Kabar Gembira datang dari Menteri Keuangan Purbaya Yudhi Sadewa setelah resmi dilantik menjadi Menteri Keuangan RI menggantikan Sri Mulyani Indrawati. Purbaya menyebut, saat ini tidak perlu ada pajak baru lagi di Indonesia. Pernyataannya sejalan dengan pernyataan Sri Mulyani yang memastikan pada tahun 2026 tidak ada kenaikan maupun pungutan pajak baru meski target pendapatan negara dalam Rancangan Anggaran Pendapatan dan Belanja Negara (RAPBN) 2026 ditetapkan naik 9,8 persen menjadi Rp3.147,7 triliun.

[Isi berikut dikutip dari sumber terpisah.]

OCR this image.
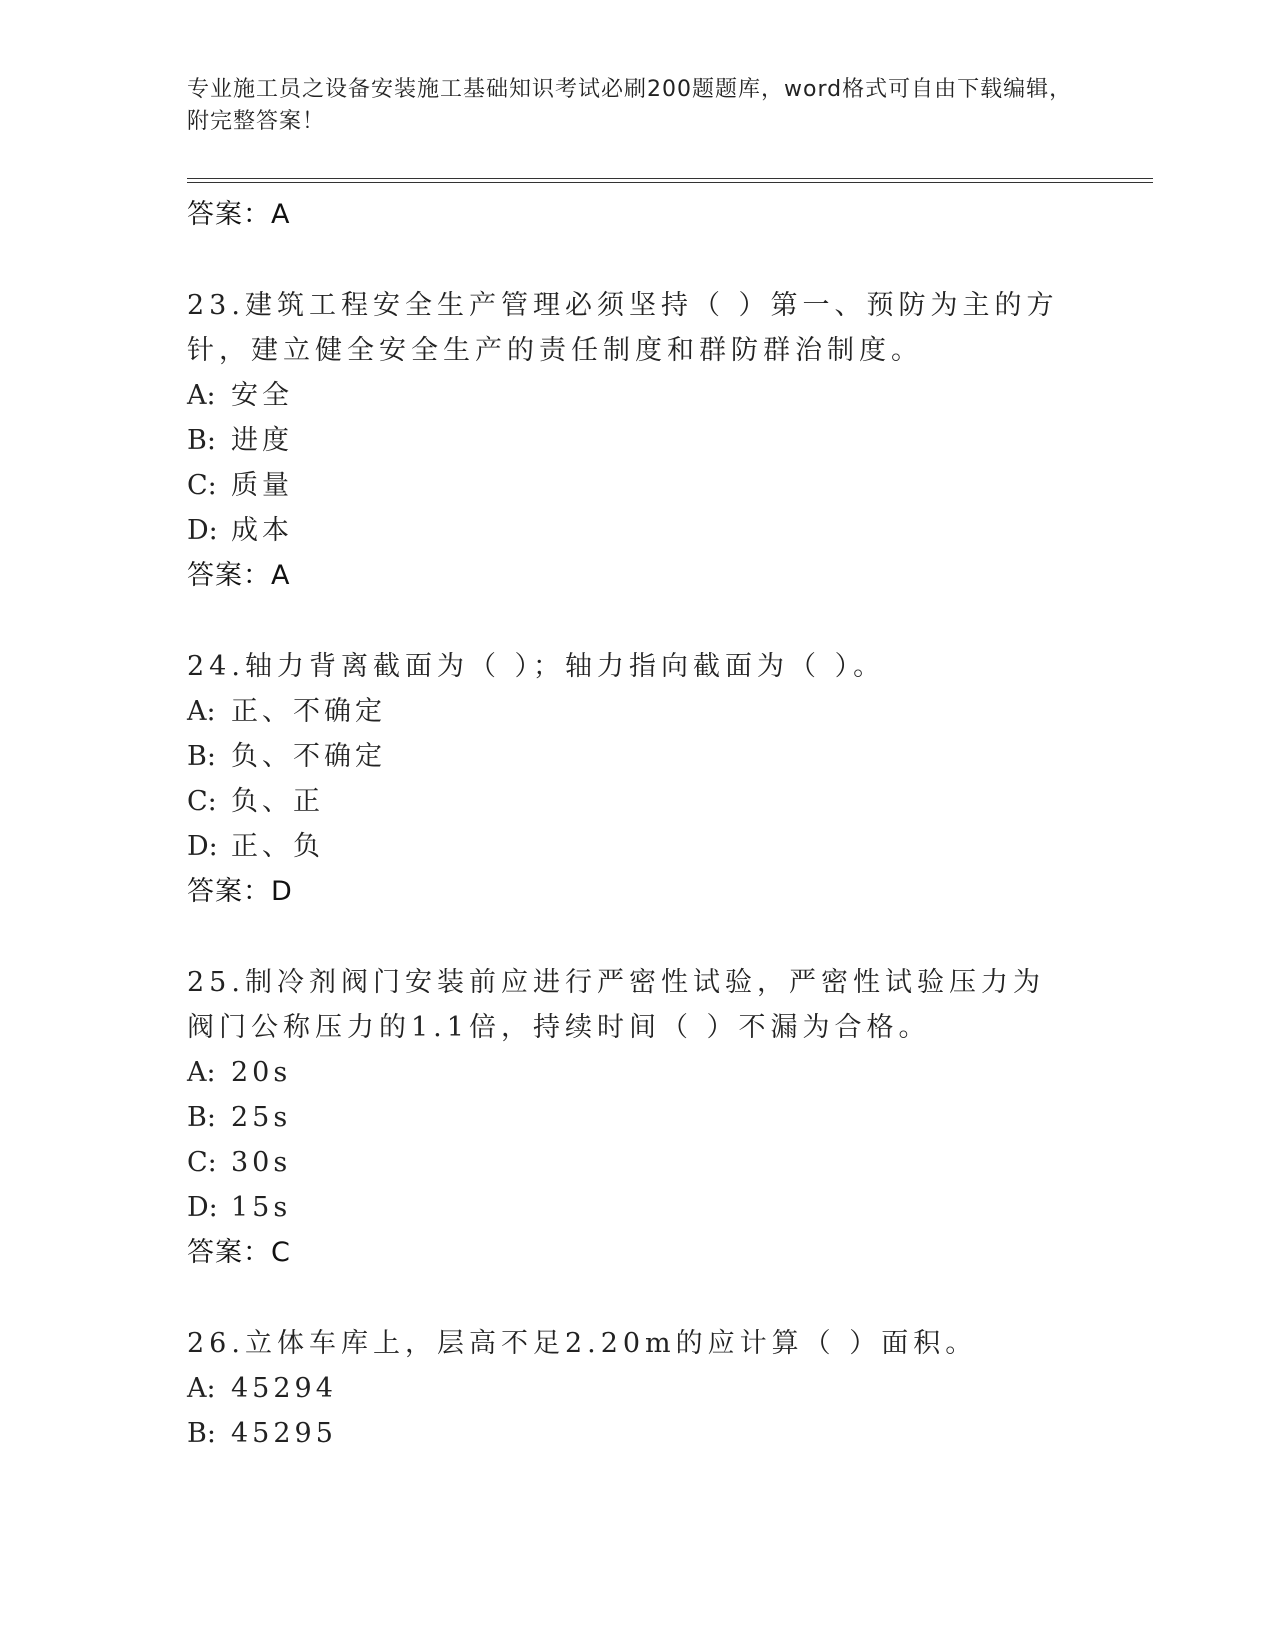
专业施工员之设备安装施工基础知识考试必刷200题题库，word格式可自由下载编辑，附完整答案！
答案：A
23.建筑工程安全生产管理必须坚持（ ）第一、预防为主的方针，建立健全安全生产的责任制度和群防群治制度。
A: 安全
B: 进度
C: 质量
D: 成本
答案：A
24.轴力背离截面为（ ）；轴力指向截面为（ ）。
A: 正、不确定
B: 负、不确定
C: 负、正
D: 正、负
答案：D
25.制冷剂阀门安装前应进行严密性试验，严密性试验压力为阀门公称压力的1.1倍，持续时间（ ）不漏为合格。
A: 20s
B: 25s
C: 30s
D: 15s
答案：C
26.立体车库上，层高不足2.20m的应计算（ ）面积。
A: 45294
B: 45295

Penerimaan pajak 2026 ditargetkan mencapai Rp2.357,7 triliun atau tumbuh 13,5 persen dibandingkan tahun sebelumnya. Untuk itu perlu adanya strategi peningkatan penerimaan lewat perbaikan kepatuhan wajib pajak. Tentu saja Ditjen Pajak sudah seharusnya terus berkomitmen agar kelompok masyarakat mampu tetap membayar pajak dengan mudah, sementara kelompok kecil dan tidak mampu tetap terlindungi melalui insentif. Seperti halnya pelaku UMKM dengan omzet hingga Rp500 juta tetap dibebaskan dari pengenaan pajak penghasilan (PPh), sedangkan UMKM dengan omzet Rp500 juta hingga Rp4,8 miliar hanya dikenakan PPh final 0,5 persen, jauh lebih ringan dibanding tarif PPh badan umum sebesar 22 persen. Insentif perpajakan juga diberikan kepada sektor prioritas seperti pendidikan dan kesehatan, serta masyarakat berpenghasilan di bawah Rp60 juta per tahun yang tetap bebas PPh.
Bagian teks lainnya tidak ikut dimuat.